Combination HCV Therapy Achieves SVR Rates in Trials
Enanta announced results from the Phase 3 SAPPHIRE-I and SAPPHIRE-II studies for AbbVie's investigational three direct-acting antiviral regimen containing Enanta's ABT-450 for the treatment of hepatitis C virus (HCV) genotype 1(GT1) infection at the International Liver Congress 2014. The investigational regimen consists of a fixed-dose combination of boosted protease inhibitor ABT-450/ritonavir, NS5A inhibitor ABT-267, and non-nucleoside polymerase inhibitor ABT-333.
SAPPHIRE-I is a global, multi-center, randomized, double-blind, placebo-controlled study which evaluated the efficacy and safety of 12 weeks of treatment with ABT-333 (250mg), ribavirin (weight-based), both dosed twice daily, and the fixed-dose combination of ABT-450/ritonavir (150/100mg) co-formulated with ABT-267 (25mg) and dosed once daily in non-cirrhotic, GT1a and GT1b HCV-infected, treatment-naïve adult patients.

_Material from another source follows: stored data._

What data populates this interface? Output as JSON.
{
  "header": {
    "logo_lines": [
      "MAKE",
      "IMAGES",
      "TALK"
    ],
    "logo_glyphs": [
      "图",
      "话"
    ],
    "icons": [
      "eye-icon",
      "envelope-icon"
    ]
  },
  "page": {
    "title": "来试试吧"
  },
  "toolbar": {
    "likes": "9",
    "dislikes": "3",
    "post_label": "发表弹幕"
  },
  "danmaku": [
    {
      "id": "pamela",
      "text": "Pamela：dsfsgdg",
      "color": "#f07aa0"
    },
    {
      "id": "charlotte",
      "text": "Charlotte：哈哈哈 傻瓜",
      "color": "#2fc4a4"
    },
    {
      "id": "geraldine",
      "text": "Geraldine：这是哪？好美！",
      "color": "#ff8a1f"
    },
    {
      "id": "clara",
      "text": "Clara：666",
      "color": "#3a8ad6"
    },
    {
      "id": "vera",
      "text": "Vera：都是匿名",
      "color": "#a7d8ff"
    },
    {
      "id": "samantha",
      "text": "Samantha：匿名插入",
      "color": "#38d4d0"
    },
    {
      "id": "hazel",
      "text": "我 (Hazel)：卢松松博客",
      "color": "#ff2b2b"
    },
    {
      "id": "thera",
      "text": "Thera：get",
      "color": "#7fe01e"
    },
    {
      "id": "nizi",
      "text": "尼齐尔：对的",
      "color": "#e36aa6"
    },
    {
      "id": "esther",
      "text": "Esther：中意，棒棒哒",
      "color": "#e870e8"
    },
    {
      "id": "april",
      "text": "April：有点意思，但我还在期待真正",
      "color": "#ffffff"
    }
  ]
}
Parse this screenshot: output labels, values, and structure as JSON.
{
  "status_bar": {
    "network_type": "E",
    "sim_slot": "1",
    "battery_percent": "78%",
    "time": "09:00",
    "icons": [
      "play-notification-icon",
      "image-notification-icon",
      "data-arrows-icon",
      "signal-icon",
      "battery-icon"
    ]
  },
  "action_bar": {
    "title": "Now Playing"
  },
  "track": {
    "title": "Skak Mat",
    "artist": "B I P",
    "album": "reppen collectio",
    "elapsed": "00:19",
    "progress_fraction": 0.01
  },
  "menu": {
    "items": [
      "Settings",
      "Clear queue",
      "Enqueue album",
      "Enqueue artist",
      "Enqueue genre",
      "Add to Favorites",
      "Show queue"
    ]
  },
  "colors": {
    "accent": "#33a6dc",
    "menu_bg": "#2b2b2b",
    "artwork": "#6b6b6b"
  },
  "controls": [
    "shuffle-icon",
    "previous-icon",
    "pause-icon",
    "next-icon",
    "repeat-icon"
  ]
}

SAPPHIRE-II is a global, multi-center, randomized, double-blind, placebo-controlled study to evaluate the efficacy and safety of 12 weeks of treatment with the three direct-acting antiviral regimen with RBV in non-cirrhotic, GT1a and GT1b HCV-infected, treatment-experienced adult patients (n=395) who previously failed treatment with pegylated interferon and RBV. Patients initially randomized to placebo for the first 12 weeks then received open-label treatment with the three direct-acting antiviral regimen with RBV for 12 weeks.
In the SAPPHIRE-I (n=631) and SAPPHIRE-II (n=394) placebo-controlled studies, adult, non-cirrhotic patients with chronic genotype 1 hepatitis C virus infection receiving the investigational three-direct-acting antiviral regimen with ribavirin (RBV) for 12 weeks achieved sustained virologic response rates 12 weeks post-treatment (SVR12) of 96.2% (n=455/473) and 96.3% (n=286/297), respectively. The majority of patients were GT1a in SAPPHIRE-I, and the SVR12 rates of GT1a and GT1b were 95.3% (307/322) and 98% (148/151), respectively. In SAPPHIRE-II, the SVR12 rates of GT1a and GT1b were 96% (166/173) and 96.7% (119/123).